[124641] in North American Network Operators' Group
Re: legacy /8
daemon@ATHENA.MIT.EDU (Jeroen van Aart)
Sat Apr 3 04:04:56 2010
Date: Sat, 03 Apr 2010 01:03:41 -0700
From: Jeroen van Aart <jeroen@mompl.net>
To: nanog@nanog.org
In-Reply-To: <3135E5A4-A45F-44A3-A01D-A86F71988E45@delong.com>
Errors-To: nanog-bounces+nanog.discuss=bloom-picayune.mit.edu@nanog.org
Owen DeLong wrote:
> It was thought that we would not have nearly so many people connected to the internet. It was expected that most things connecting to the internet would be minicomputers and mainframes.
It took some visionary and creative thinking to "come up" with the
internet. But given such a train of thought the idea of everyone being
connected isn't such a wild idea. I can imagine it'd be almost a given.
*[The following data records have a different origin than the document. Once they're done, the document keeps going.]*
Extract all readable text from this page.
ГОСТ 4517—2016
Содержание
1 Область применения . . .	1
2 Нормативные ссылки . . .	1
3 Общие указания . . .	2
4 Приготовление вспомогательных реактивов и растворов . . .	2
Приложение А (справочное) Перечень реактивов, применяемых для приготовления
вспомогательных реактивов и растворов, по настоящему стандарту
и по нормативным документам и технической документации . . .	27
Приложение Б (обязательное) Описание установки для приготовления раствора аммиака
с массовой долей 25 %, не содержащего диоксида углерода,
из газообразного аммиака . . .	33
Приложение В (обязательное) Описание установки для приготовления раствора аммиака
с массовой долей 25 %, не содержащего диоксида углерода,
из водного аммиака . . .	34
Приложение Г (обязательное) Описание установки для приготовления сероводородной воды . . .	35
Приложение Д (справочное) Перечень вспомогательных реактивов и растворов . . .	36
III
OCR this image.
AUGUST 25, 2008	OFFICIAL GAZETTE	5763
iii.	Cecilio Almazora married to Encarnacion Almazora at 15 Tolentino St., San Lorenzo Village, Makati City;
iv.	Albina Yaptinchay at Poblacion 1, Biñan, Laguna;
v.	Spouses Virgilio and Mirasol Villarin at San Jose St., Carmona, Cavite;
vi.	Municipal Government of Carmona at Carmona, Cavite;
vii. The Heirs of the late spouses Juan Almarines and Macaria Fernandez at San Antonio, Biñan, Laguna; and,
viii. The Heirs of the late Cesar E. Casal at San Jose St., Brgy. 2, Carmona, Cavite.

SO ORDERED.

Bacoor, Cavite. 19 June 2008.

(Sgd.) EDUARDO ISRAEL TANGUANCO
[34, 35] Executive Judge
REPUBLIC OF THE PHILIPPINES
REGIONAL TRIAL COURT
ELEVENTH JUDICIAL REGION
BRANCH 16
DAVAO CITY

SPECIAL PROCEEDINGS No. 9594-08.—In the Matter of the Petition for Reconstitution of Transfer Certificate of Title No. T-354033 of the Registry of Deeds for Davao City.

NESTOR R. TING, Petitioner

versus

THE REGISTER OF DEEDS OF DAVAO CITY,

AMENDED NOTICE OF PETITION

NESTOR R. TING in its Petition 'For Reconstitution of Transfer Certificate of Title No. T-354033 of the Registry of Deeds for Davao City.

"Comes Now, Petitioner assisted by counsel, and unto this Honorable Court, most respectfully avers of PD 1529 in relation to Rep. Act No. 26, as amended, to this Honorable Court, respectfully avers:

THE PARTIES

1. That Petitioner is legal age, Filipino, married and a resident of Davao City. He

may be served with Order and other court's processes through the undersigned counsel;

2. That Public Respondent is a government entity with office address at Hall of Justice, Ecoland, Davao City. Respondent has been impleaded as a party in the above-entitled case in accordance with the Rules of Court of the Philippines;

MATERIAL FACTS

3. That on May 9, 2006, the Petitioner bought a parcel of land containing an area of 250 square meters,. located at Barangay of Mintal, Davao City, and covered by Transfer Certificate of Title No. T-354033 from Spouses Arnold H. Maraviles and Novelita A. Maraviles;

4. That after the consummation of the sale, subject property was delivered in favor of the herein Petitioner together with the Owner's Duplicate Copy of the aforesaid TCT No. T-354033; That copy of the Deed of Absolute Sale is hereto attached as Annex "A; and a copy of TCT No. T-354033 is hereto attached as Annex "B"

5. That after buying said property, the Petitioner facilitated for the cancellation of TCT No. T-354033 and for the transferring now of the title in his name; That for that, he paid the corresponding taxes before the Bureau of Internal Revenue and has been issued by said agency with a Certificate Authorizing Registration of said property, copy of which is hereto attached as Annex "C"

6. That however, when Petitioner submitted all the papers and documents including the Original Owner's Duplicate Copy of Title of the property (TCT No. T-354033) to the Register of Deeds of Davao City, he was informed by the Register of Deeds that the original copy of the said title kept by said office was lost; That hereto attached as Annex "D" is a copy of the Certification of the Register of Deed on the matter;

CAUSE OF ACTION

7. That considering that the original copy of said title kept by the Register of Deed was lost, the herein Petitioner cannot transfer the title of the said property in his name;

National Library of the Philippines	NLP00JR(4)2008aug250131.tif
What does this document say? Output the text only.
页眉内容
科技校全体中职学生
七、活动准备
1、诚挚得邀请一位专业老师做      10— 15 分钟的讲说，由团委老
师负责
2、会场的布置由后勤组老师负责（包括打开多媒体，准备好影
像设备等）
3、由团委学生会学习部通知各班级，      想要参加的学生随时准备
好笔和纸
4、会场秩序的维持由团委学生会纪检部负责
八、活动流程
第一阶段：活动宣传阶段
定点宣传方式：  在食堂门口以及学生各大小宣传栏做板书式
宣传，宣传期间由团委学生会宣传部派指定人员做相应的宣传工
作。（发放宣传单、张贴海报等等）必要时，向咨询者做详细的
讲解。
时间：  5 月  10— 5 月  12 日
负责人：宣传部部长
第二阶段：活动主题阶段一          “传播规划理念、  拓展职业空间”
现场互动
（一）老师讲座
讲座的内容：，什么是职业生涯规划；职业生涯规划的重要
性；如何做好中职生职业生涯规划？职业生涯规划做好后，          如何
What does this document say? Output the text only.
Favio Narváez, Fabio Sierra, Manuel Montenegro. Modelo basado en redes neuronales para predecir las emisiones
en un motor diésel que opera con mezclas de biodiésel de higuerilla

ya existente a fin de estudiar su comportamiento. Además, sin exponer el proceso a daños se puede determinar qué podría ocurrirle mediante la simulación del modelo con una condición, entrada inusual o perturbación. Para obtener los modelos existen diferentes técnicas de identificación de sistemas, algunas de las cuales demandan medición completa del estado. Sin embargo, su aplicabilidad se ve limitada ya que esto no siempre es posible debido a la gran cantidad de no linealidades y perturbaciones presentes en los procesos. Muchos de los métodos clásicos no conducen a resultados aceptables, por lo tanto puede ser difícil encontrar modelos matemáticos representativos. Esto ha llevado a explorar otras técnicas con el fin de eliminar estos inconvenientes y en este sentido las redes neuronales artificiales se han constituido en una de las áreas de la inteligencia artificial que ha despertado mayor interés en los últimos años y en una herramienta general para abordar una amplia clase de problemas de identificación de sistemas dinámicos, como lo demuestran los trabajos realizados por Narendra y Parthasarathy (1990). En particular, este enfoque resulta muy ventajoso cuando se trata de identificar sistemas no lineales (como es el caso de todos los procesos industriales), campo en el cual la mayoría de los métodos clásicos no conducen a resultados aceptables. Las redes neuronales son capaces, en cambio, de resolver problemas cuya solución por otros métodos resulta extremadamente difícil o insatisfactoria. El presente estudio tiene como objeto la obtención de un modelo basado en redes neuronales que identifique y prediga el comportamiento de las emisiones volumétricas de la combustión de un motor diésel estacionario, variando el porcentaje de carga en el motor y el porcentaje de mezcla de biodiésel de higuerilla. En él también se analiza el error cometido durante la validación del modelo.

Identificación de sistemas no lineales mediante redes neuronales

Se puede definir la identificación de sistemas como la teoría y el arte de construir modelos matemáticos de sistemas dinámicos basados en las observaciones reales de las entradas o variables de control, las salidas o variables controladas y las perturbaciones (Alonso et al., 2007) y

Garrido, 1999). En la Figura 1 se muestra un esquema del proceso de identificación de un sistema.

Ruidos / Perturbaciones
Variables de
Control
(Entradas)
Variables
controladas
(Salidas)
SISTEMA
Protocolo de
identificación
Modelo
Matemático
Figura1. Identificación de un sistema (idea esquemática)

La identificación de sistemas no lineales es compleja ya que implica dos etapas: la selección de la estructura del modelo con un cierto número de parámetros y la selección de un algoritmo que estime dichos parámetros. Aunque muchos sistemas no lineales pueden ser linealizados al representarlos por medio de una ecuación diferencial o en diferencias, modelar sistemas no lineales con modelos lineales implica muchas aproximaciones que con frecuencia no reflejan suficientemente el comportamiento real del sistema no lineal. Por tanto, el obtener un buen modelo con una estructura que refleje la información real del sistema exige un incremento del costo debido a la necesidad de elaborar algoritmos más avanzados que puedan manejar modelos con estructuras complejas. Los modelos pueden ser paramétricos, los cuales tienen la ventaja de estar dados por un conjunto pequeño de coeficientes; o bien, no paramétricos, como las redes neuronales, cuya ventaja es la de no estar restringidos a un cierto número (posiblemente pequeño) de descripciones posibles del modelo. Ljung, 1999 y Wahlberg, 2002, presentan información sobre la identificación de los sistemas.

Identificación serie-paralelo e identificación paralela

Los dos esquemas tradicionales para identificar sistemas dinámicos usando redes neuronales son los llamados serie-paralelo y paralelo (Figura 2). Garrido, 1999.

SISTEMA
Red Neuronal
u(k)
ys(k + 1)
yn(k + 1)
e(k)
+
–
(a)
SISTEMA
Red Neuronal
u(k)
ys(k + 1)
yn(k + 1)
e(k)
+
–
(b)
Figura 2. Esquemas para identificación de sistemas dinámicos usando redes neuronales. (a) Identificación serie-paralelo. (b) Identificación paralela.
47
Although if I get the time frame right in those days you had 2 camps,
those (ibm, dec...) who believed that there was no need for home
computers and you only needed a few (hundred?) thousand big mainframes
and minicomputers and those (commodore, apple...) who believed
(rightfully so) there was going to be a big future and demand for home
computers.
So I guess depending on what "camp" you were in, it's not that strange
to not envision all these household computers being interconnected.